Demekki, temel varlık yani temel kaynak oluştuktan sonra o temel kaynağın dalları da oluştu. O dallar da aynı kaynaktan oluştu. ZEVC kelimesi genellikle “dişi” olarak algılanmaktadır. Ancak bu kelime erkek veya kadın ifade etmez. Bir şeyin eşi manasındadır.  Zaten bir processor olarak oluşturulan ve programlanan insan için erkek veya dişi (kadın) tanımlaması yapmak mantıklı değildir.  Cinsiyet belirtebilmek veya cinsiyete ayırabilmek için bedensel bir varlığın oluşması gerekir ki bu daha sonradır.

 

Demek ki, birinden birini oluşturmuş ve tek bir varlık olarak programlamıştır.
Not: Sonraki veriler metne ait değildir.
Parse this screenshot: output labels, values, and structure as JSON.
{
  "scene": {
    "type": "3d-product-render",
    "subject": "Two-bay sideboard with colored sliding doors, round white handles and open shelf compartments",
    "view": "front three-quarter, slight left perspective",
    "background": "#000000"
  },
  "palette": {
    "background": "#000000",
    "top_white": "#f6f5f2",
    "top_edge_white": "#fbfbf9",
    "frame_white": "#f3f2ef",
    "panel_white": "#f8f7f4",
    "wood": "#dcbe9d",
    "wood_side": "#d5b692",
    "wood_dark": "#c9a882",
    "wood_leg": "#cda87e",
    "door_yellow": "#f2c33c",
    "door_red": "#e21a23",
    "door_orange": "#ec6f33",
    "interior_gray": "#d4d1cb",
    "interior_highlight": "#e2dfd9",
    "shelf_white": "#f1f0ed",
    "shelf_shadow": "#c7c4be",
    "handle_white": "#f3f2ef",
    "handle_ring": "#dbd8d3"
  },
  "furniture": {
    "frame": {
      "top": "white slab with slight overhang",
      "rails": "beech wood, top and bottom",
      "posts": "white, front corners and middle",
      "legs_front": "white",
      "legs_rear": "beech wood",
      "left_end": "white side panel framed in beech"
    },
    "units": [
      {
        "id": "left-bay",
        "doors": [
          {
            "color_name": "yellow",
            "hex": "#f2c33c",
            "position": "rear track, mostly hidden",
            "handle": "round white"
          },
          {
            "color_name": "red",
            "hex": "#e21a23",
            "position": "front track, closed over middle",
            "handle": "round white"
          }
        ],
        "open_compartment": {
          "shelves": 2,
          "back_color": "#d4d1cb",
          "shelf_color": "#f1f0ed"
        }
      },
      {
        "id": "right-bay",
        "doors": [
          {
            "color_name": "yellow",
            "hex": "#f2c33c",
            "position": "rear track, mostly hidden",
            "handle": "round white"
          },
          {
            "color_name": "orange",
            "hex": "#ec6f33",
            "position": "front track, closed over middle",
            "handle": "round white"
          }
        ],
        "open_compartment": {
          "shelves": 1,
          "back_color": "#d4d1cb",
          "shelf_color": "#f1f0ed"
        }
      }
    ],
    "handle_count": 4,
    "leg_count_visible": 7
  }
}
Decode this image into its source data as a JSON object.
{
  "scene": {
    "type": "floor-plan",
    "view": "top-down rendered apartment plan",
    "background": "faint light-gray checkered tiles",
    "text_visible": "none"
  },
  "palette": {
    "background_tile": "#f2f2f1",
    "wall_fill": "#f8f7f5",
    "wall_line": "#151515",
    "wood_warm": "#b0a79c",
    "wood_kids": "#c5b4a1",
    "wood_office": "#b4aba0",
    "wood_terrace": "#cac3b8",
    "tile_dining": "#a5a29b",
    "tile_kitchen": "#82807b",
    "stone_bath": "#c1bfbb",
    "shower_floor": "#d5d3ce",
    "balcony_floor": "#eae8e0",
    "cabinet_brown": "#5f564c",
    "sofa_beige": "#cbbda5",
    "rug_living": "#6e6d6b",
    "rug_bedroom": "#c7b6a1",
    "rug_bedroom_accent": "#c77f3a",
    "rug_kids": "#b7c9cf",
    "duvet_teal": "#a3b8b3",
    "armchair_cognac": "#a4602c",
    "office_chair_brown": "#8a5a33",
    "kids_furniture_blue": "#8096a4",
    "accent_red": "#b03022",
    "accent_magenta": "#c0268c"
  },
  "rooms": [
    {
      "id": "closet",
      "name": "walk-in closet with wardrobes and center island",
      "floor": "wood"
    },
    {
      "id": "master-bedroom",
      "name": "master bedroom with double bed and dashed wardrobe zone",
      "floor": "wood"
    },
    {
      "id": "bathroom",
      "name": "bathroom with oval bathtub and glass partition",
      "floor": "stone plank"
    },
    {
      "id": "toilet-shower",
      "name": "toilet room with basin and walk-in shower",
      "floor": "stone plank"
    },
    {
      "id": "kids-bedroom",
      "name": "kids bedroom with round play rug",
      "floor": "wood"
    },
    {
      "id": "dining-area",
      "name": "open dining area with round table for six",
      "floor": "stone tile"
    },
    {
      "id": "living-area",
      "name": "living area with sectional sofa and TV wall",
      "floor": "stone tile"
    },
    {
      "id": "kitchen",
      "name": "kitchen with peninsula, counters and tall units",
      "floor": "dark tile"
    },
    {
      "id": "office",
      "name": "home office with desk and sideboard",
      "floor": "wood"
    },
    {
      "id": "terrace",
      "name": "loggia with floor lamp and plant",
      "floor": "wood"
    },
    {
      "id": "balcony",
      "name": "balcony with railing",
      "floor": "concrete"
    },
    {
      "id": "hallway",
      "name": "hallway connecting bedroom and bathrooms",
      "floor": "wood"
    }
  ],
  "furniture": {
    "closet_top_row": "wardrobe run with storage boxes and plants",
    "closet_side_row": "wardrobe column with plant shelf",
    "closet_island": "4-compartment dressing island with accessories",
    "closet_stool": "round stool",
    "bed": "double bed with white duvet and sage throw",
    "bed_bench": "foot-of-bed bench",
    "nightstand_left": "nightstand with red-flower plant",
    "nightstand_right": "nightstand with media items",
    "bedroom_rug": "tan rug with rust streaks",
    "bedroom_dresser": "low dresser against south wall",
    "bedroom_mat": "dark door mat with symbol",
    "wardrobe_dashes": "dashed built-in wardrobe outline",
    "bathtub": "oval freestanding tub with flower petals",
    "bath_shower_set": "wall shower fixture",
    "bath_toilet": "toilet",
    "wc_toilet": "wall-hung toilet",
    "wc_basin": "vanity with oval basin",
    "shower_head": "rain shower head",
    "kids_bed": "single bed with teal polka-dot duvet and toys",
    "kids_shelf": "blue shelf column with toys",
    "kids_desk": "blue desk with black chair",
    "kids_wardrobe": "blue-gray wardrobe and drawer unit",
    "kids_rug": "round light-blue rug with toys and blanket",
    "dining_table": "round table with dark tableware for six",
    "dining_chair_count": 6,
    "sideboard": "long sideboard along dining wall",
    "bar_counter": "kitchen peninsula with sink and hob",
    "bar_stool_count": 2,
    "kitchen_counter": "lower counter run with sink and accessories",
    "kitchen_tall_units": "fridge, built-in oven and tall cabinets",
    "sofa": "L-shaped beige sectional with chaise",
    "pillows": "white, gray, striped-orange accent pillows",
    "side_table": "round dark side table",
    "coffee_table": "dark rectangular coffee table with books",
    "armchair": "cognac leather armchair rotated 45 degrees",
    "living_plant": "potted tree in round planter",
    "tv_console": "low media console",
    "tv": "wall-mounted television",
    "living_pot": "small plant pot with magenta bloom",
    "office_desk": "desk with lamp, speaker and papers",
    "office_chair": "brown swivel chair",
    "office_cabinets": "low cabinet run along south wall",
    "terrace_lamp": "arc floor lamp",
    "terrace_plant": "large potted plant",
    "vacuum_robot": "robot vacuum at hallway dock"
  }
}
Ayetin devamında, bu süreçten sonra erkek ve kadınların oluşturulduğunu da görebilmekteyiz. Yani oluşturulan bu türden daha sonra çok sayıda erkekler ve kadınlar türettiğini anlayabiliyoruz. Ve tabii bu oluşum sürecini kontrol edenin de Allah olduğunu anlıyoruz. Demek ki, bu oluşturma süreci doğrudan Allah’ın elleriyle yaptığı bir iş değil.

 

Buraya kadar özetlemek gerekirse, Yaratıcı önce bir program var etti (yazdı) sonra bu programın yorumlanabilmesi ve işlevsel hale gelebilmesi için Yaratıcının yetkisiyle birileri bir processor üretti. Ve ana programa bağlandı. Sonra  Bu processör çoğaltılarak bir tür oluşturuldu. Ve bu processör tarafından kontrol edilen varlıklar, erkekler ve kadınlar var edildi. Bütün bunlar bir çeşit yazılım gibi, asli kontrolör veya nitelik belirleyen varlıklar olarak oluşturuldu. Çünkü daha sonra var edilmesi planlanmış olan Ademi varlığın işlevsel hale getirilmesi ancak buna bağlı olacaktı.

 

Burda önemli bir nokta var: Casiye 4. Ayette başka varlıkların, canlıların da türetildiği anlatılmaktadır. Yani diğer varlıklar da “insan” adı verilen processör ve onun programı gibi bir programa bağlı varlıklardır. Necm 45 ve 46. Ayetlerde de bütün türlere ait erkek ve dişinin de aynı yöntemle varedildiği ifade edilmektedir.

 

Mü’min 67 de varoluş süreci daha net bir şekilde ifade edilmektedir.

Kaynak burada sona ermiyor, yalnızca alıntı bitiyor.